WASHINGTON, March 7 (UPI) -- Muslim Americans are "part of the solution" to end violent extremism, a security official said in advance of congressional hearings on U.S. Islamic terrorism.
Denis McDonough, deputy national security adviser to President Obama, addressed a largely Muslim audience Sunday, just days before congressional hearings into Islamic terrorism in the United States, the Los Angeles Times reported Monday.
The hearings will be led by Rep. Peter T. King, R-N.Y., chairman of the House Homeland Security Committee.
"The bottom line is this: When it comes to preventing violent extremism and terrorism in the United States, Muslim Americans are not part of the problem; you're part of the solution," McDonough told members of the All Dulles Area Muslim Society.
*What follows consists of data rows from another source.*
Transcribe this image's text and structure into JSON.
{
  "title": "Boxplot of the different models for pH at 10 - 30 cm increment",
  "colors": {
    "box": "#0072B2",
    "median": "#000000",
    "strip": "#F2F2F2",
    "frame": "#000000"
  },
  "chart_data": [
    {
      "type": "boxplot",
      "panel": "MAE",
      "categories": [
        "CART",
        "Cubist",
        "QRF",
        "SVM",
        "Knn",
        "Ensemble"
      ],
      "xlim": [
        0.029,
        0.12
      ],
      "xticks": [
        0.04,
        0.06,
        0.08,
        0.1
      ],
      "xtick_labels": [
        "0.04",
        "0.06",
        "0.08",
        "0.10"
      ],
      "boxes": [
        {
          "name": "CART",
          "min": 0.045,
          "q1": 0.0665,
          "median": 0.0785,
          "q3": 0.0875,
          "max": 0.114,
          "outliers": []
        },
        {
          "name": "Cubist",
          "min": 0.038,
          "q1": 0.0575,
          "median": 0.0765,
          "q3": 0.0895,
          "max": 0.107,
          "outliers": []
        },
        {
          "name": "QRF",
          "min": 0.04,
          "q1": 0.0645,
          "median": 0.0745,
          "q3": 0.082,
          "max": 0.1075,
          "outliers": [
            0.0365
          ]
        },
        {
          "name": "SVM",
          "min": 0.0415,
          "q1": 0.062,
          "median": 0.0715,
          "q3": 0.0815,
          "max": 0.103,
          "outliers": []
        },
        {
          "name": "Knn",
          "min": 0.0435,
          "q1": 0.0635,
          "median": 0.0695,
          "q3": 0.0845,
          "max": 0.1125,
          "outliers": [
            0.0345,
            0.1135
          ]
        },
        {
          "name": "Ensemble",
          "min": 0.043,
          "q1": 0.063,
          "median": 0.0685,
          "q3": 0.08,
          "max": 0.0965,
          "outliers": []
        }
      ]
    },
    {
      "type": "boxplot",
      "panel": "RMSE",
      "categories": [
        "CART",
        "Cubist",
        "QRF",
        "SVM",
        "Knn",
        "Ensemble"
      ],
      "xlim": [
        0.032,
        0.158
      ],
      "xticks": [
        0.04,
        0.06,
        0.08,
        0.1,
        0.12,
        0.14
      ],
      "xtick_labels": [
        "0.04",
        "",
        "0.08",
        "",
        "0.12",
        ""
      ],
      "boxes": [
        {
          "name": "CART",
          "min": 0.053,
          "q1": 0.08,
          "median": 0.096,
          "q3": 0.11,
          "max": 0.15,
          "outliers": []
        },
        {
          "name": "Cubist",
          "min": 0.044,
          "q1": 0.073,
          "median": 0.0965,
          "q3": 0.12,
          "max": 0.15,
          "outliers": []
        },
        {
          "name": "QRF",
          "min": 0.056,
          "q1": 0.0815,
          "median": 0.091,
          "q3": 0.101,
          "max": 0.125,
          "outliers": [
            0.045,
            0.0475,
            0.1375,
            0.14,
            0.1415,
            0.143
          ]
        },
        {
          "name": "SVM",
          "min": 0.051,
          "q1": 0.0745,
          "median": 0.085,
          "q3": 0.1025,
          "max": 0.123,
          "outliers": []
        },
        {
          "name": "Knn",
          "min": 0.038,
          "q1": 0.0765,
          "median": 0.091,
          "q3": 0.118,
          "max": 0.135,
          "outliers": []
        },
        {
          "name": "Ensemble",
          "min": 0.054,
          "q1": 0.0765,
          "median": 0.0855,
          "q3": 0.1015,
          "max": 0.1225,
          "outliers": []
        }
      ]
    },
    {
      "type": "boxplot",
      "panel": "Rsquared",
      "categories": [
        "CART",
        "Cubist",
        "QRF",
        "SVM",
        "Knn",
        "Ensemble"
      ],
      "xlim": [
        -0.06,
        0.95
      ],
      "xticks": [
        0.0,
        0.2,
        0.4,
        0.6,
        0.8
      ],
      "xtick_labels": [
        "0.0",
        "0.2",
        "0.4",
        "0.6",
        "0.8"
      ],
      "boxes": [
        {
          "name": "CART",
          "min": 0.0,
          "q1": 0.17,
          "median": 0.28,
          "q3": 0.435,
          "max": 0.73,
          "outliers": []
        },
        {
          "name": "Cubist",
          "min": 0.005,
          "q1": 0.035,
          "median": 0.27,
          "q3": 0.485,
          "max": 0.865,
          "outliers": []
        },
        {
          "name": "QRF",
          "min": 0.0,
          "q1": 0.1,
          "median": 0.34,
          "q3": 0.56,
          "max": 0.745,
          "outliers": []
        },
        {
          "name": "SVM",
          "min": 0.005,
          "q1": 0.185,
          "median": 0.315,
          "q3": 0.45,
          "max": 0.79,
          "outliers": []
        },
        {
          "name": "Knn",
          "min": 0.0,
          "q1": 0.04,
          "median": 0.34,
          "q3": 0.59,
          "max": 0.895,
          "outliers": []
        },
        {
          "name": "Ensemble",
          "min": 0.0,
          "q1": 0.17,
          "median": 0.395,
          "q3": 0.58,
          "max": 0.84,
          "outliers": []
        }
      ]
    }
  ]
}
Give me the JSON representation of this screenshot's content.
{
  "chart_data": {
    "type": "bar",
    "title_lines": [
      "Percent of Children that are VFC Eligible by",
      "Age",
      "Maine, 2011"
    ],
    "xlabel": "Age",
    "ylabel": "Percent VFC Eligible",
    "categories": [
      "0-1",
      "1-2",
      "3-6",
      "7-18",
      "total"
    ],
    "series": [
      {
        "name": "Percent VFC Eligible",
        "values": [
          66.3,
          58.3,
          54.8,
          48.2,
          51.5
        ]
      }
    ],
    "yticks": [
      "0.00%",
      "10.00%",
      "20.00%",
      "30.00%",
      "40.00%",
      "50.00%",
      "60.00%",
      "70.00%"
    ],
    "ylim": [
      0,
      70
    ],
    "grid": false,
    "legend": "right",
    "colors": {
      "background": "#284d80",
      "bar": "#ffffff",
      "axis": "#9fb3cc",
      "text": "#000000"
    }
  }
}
Earlier Sunday, King said on CNN al-Qaida operatives were "attempting to recruit within the United States. People in this country are being self-radicalized."
The Obama administration is concerned that the hearings, which begin Thursday, could cause a rift with Muslim leaders, whose cooperation is needed to foil terrorist recruitment, officials said.
In his speech, McDonough said the Muslim community was vital to a larger strategy of curbing the radicalization of American youths.
"Our challenge, and the goal that President Obama has insisted that we also focus on, is on the front end: preventing al-Qaida from recruiting and radicalizing people in America in the first place," McDonough said. "And we know this isn't the job of government alone. It has to be a partnership with you -- the communities being targeted most directly by al-Qaida."
Imam Mohamed Magid told the Los Angeles Times Congress should not "single out" one segment of society and that Muslim leaders were working to defeat Islamic extremism.
Rep. Keith Ellison, D-Minn., a Muslim, said on CNN investigating a particular religious minority "is the wrong course of action to take. I don't want them to be able to stand up and claim, you know, 'See, we told you, America is at war with Islam.' That's one of their main recruiting arguments."
In New York, between 300 and 500 people protested the hearings, The New York Times reported. Protesters called on King to expand the witness list to include other groups.
"That's absolute nonsense," King told The New York Times in a telephone interview. "The threat is coming from the Muslim community; the radicalization attempts are directed at the Muslim community. Why should I investigate other communities?"